When I get an email notification on my phone, I usually just ignore it and look at it later. This email, however, caught my eye instantly. On April 13, the Office of Student Life announced that St. Michael’s will allow spectators to attend the remaining outdoor sporting events.

Immediately, my team was buzzing, blowing up my phone with talks of full stands at our home games. Even people who aren’t on the baseball team messaged me asking if I heard the news, and when my next game was. This was huge. St. Michael’s was one of few schools that didn’t allow any spectators at their sporting events.

I was disheartened going to away games and seeing the spectators of our opponents having a good time, and talking smack to our right fielder from the parking lot.

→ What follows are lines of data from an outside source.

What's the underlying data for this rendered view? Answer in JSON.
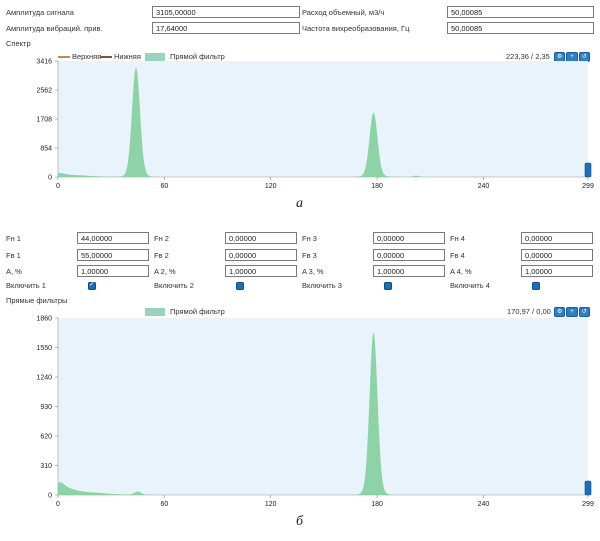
{
  "top_form": {
    "signal_amp_label": "Амплитуда сигнала",
    "signal_amp_value": "3105,00000",
    "vib_amp_label": "Амплитуда вибраций. прив.",
    "vib_amp_value": "17,64000",
    "flow_label": "Расход объемный, м3/ч",
    "flow_value": "50,00085",
    "vortex_label": "Частота вихреобразования, Гц",
    "vortex_value": "50,00085"
  },
  "spectrum": {
    "title": "Спектр",
    "legend_upper": "Верхняя",
    "legend_lower": "Нижняя",
    "legend_filter": "Прямой фильтр",
    "cursor_readout": "223,36 / 2,35",
    "colors": {
      "upper": "#c28a5a",
      "lower": "#8b4f3a",
      "filter": "#97d3bf",
      "fill": "#7ccc97",
      "bg": "#e8f3fb"
    }
  },
  "chart_data": [
    {
      "type": "area",
      "x_ticks": [
        "0",
        "60",
        "120",
        "180",
        "240",
        "299"
      ],
      "y_ticks": [
        "0",
        "854",
        "1708",
        "2562",
        "3416"
      ],
      "xlim": [
        0,
        299
      ],
      "ylim": [
        0,
        3416
      ],
      "peaks": [
        {
          "x": 0.5,
          "y": 70,
          "w": 3
        },
        {
          "x": 5,
          "y": 40,
          "w": 8
        },
        {
          "x": 13,
          "y": 25,
          "w": 10
        },
        {
          "x": 44,
          "y": 3105,
          "w": 2.2
        },
        {
          "x": 44,
          "y": 130,
          "w": 4
        },
        {
          "x": 178,
          "y": 1800,
          "w": 2.2
        },
        {
          "x": 178,
          "y": 100,
          "w": 4
        },
        {
          "x": 202,
          "y": 40,
          "w": 1.5
        }
      ]
    },
    {
      "type": "area",
      "x_ticks": [
        "0",
        "60",
        "120",
        "180",
        "240",
        "299"
      ],
      "y_ticks": [
        "0",
        "310",
        "620",
        "930",
        "1240",
        "1550",
        "1860"
      ],
      "xlim": [
        0,
        299
      ],
      "ylim": [
        0,
        1860
      ],
      "peaks": [
        {
          "x": 0.8,
          "y": 75,
          "w": 2.5
        },
        {
          "x": 4,
          "y": 50,
          "w": 5
        },
        {
          "x": 14,
          "y": 30,
          "w": 12
        },
        {
          "x": 45,
          "y": 35,
          "w": 2
        },
        {
          "x": 178,
          "y": 1640,
          "w": 2.2
        },
        {
          "x": 178,
          "y": 70,
          "w": 4
        }
      ]
    }
  ],
  "caption_a": "а",
  "caption_b": "б",
  "filters": {
    "row1": [
      {
        "label": "Fн 1",
        "value": "44,00000"
      },
      {
        "label": "Fн 2",
        "value": "0,00000"
      },
      {
        "label": "Fн 3",
        "value": "0,00000"
      },
      {
        "label": "Fн 4",
        "value": "0,00000"
      }
    ],
    "row2": [
      {
        "label": "Fв 1",
        "value": "55,00000"
      },
      {
        "label": "Fв 2",
        "value": "0,00000"
      },
      {
        "label": "Fв 3",
        "value": "0,00000"
      },
      {
        "label": "Fв 4",
        "value": "0,00000"
      }
    ],
    "row3": [
      {
        "label": "A, %",
        "value": "1,00000"
      },
      {
        "label": "A 2, %",
        "value": "1,00000"
      },
      {
        "label": "A 3, %",
        "value": "1,00000"
      },
      {
        "label": "A 4, %",
        "value": "1,00000"
      }
    ],
    "enable": [
      {
        "label": "Включить 1",
        "checked": true
      },
      {
        "label": "Включить 2",
        "checked": false
      },
      {
        "label": "Включить 3",
        "checked": false
      },
      {
        "label": "Включить 4",
        "checked": false
      }
    ]
  },
  "direct": {
    "title": "Прямые фильтры",
    "legend_filter": "Прямой фильтр",
    "cursor_readout": "170,97 / 0,00"
  }
}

I thought to myself, “Do we really have a home field advantage when we don’t even have spectators? They sure do if they’re distracting our right fielder.” The following Saturday, we had a home game against Southern New Hampshire University. The first game was a normal home game without spectators, since the lacrosse team had a game at the same time. Then the break between our two games hit, the lacrosse game ended, and spectators came out of the woodwork. Groups of over five people started to fill the stands and the grass behind the outfield fence.

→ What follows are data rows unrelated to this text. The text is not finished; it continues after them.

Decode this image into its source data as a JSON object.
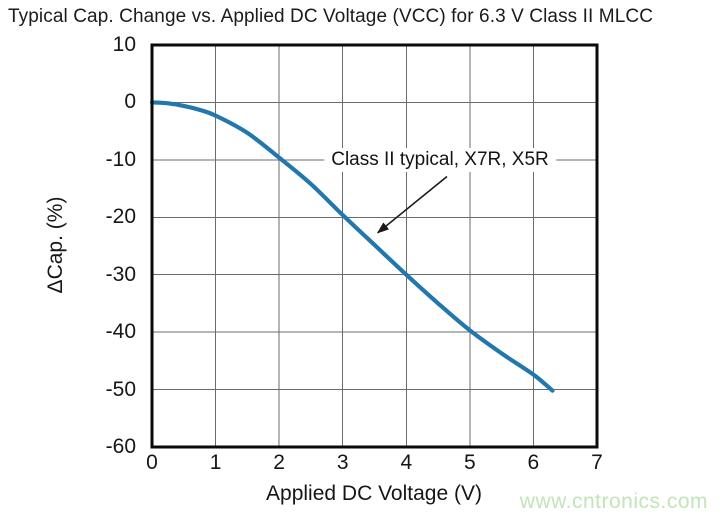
{
  "title": "Typical Cap. Change vs. Applied DC Voltage (VCC) for 6.3 V Class II MLCC",
  "watermark": {
    "text": "www.cntronics.com"
  },
  "colors": {
    "curve": "#2278ae",
    "grid": "#6b6b6b",
    "frame": "#0a0a0a",
    "arrow": "#1a1a1a",
    "text": "#161616",
    "watermark": "#c2e4b8",
    "background": "#ffffff"
  },
  "chart_data": {
    "type": "line",
    "title": "Typical Cap. Change vs. Applied DC Voltage (VCC) for 6.3 V Class II MLCC",
    "xlabel": "Applied DC Voltage (V)",
    "ylabel": "ΔCap. (%)",
    "xlim": [
      0,
      7
    ],
    "ylim": [
      -60,
      10
    ],
    "xticks": [
      0,
      1,
      2,
      3,
      4,
      5,
      6,
      7
    ],
    "yticks": [
      10,
      0,
      -10,
      -20,
      -30,
      -40,
      -50,
      -60
    ],
    "grid": true,
    "legend_position": "none",
    "series": [
      {
        "name": "Class II typical, X7R, X5R",
        "x": [
          0,
          0.25,
          0.5,
          0.75,
          1,
          1.5,
          2,
          2.5,
          3,
          3.5,
          4,
          4.5,
          5,
          5.5,
          6,
          6.3
        ],
        "y": [
          0,
          -0.15,
          -0.6,
          -1.3,
          -2.3,
          -5.3,
          -9.6,
          -14.2,
          -19.6,
          -24.8,
          -30.0,
          -35.0,
          -39.7,
          -43.7,
          -47.4,
          -50.2
        ]
      }
    ],
    "annotation": {
      "text": "Class II typical, X7R, X5R",
      "text_x": 4.53,
      "text_y": -10.0,
      "arrow_from": [
        4.64,
        -12.9
      ],
      "arrow_to": [
        3.55,
        -22.7
      ]
    }
  }
}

Spectators watch Dante Moran ’21 at the plate against Assumption on Sunday.

As I ran foul pole to foul pole, getting loose for the next game, I heard cheers from the outfield. As ridiculous as their cheers sounded, I couldn’t help but smile. The game hadn’t even started yet, but the energy on the field changed completely. Having friends and peers in the stands filled the missing piece of playing college ball. The spectators bring a positive energy to the field and to the players.
However, I believe it’s more than that.

I feel like every athlete has something to prove. If not to other people then to themselves. Having spectators in the stands gives them the platform to do so. Personally, I had a high school coach who thought I’d never see the field after I graduated. Yet, here I am, competing in the NE10, and now I have witnesses. It was a surreal experience to play at this level with my peers watching. It’s something I’ll never forget.

I want to show my appreciation, and thank the student body for coming to our games. And an even bigger thank you to St. Michael’s for working so hard to allow us to play and allow spectators during these stressful times. You allow me to have a college experience like no other.